Corporate taxes are also higher. Payroll taxes, now that is the one 
that has stayed fairly flat in the way of these new projections, and 
that is what actually finances our Social Security. That is actually 
what finances--up until recently--our Medicare Part A. The numbers just 
don't line up.
  I am not even going to make you suffer through this.
  Madam Speaker, back to the point at hand. In 9 years, maybe 8 years, 
we double senior poverty. The President said he wants to raise taxes 
rather dramatically on people with $100 million, because apparently if 
you have $100 million, you are a billionaire.
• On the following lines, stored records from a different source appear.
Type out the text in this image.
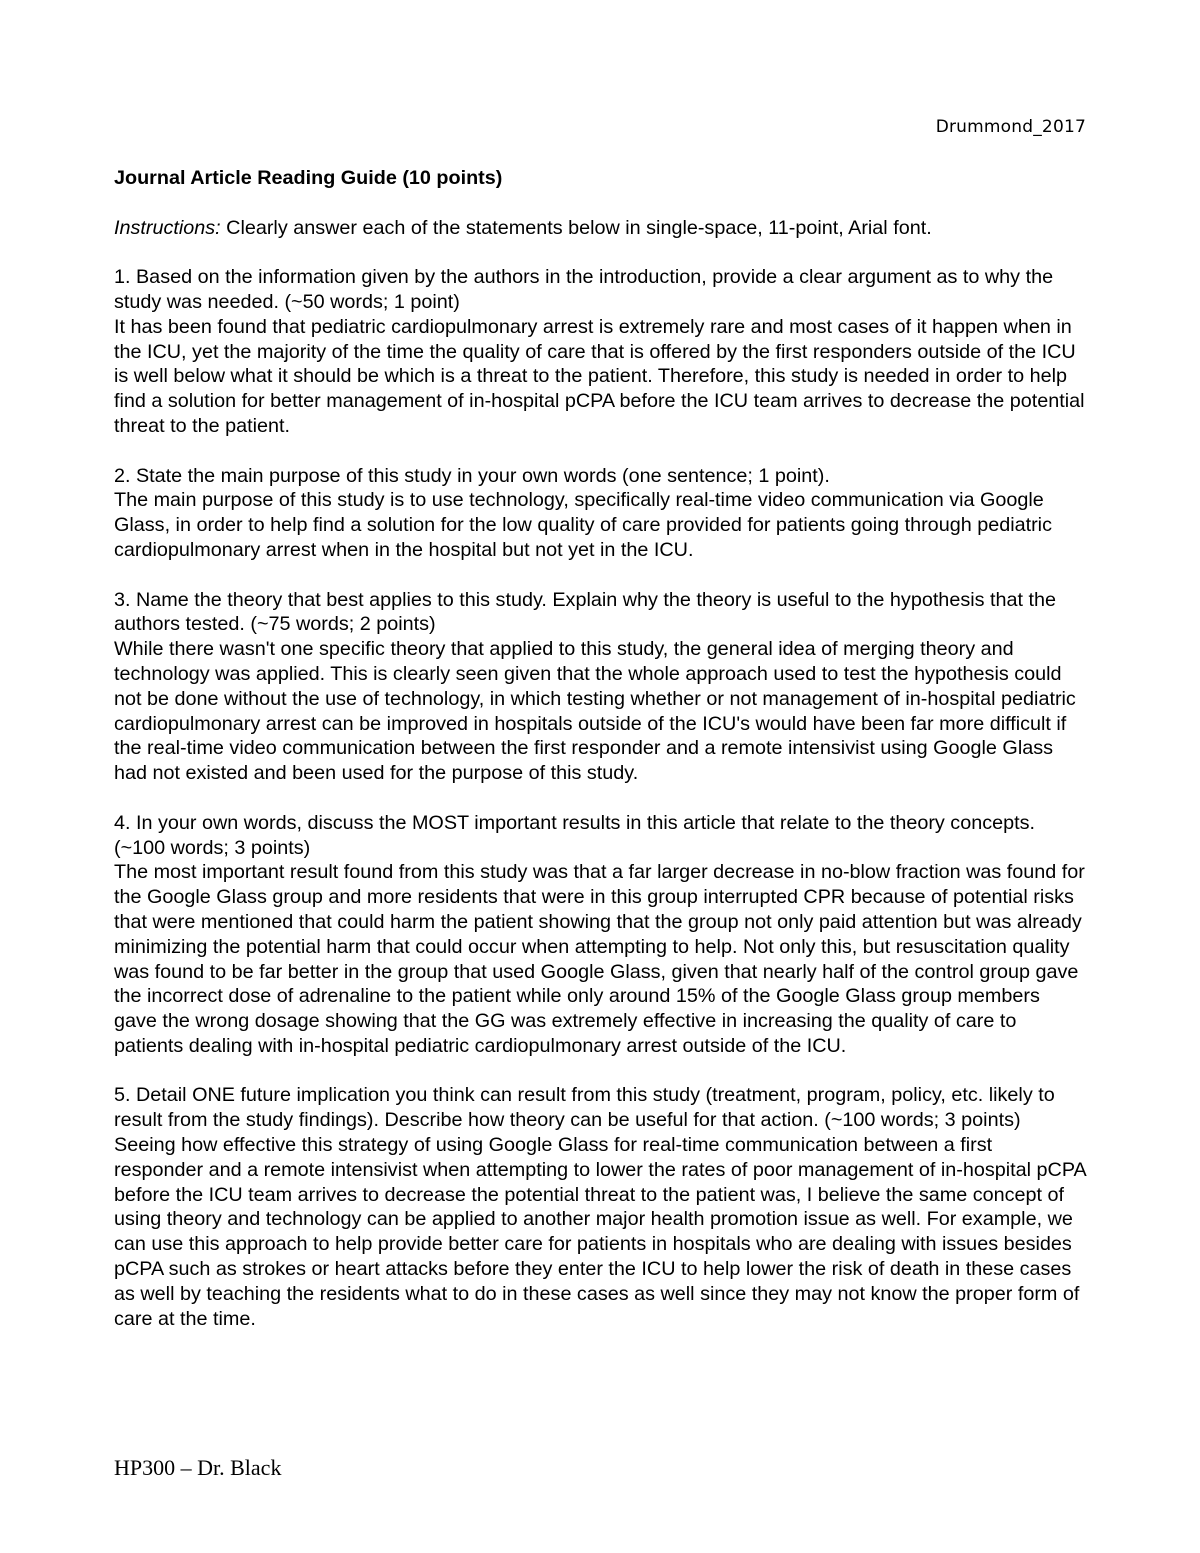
Drummond_2017

Journal Article Reading Guide (10 points)

Instructions: Clearly answer each of the statements below in single-space, 11-point, Arial font.

1. Based on the information given by the authors in the introduction, provide a clear argument as to why the study was needed. (~50 words; 1 point)

It has been found that pediatric cardiopulmonary arrest is extremely rare and most cases of it happen when in the ICU, yet the majority of the time the quality of care that is offered by the first responders outside of the ICU is well below what it should be which is a threat to the patient. Therefore, this study is needed in order to help find a solution for better management of in-hospital pCPA before the ICU team arrives to decrease the potential threat to the patient.

2. State the main purpose of this study in your own words (one sentence; 1 point).

The main purpose of this study is to use technology, specifically real-time video communication via Google Glass, in order to help find a solution for the low quality of care provided for patients going through pediatric cardiopulmonary arrest when in the hospital but not yet in the ICU.

3. Name the theory that best applies to this study. Explain why the theory is useful to the hypothesis that the authors tested. (~75 words; 2 points)

While there wasn't one specific theory that applied to this study, the general idea of merging theory and technology was applied. This is clearly seen given that the whole approach used to test the hypothesis could not be done without the use of technology, in which testing whether or not management of in-hospital pediatric cardiopulmonary arrest can be improved in hospitals outside of the ICU's would have been far more difficult if the real-time video communication between the first responder and a remote intensivist using Google Glass had not existed and been used for the purpose of this study.

4. In your own words, discuss the MOST important results in this article that relate to the theory concepts. (~100 words; 3 points)

The most important result found from this study was that a far larger decrease in no-blow fraction was found for the Google Glass group and more residents that were in this group interrupted CPR because of potential risks that were mentioned that could harm the patient showing that the group not only paid attention but was already minimizing the potential harm that could occur when attempting to help. Not only this, but resuscitation quality was found to be far better in the group that used Google Glass, given that nearly half of the control group gave the incorrect dose of adrenaline to the patient while only around 15% of the Google Glass group members gave the wrong dosage showing that the GG was extremely effective in increasing the quality of care to patients dealing with in-hospital pediatric cardiopulmonary arrest outside of the ICU.

5. Detail ONE future implication you think can result from this study (treatment, program, policy, etc. likely to result from the study findings). Describe how theory can be useful for that action. (~100 words; 3 points)

Seeing how effective this strategy of using Google Glass for real-time communication between a first responder and a remote intensivist when attempting to lower the rates of poor management of in-hospital pCPA before the ICU team arrives to decrease the potential threat to the patient was, I believe the same concept of using theory and technology can be applied to another major health promotion issue as well. For example, we can use this approach to help provide better care for patients in hospitals who are dealing with issues besides pCPA such as strokes or heart attacks before they enter the ICU to help lower the risk of death in these cases as well by teaching the residents what to do in these cases as well since they may not know the proper form of care at the time.

HP300 – Dr. Black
  Okay. That may be enough money to shore up part of the Medicare trust 
fund, but once again, the vast majority of Medicare spending is general 
fund spending. That is actually the single biggest driver--that and now 
interest--of our debt and deficits.

                              {time}  2000

  Did you all see the stunts last year and now again this year of, 
``Well, you are not allowed to talk about Social Security''? So, they 
are willing to double senior poverty.
  My simple projection is that this Congress has decided to put the 
bond market in charge of this government because the first moment the 
bond market doesn't want our borrowing--remember, $95,000 a second is 
what we are borrowing. That is about $9 billion a day that we are 
borrowing. Understand, we have actually had a couple of months so far 
this year when we had to borrow money to pay the interest.
  Madam Speaker, I am going to yield back because I am bewildered. I am 
not sure anyone cares anymore, but these numbers are going to wipe us 
out, and making up crap to win the next election is immoral.
  Madam Speaker, I yield back the balance of my time.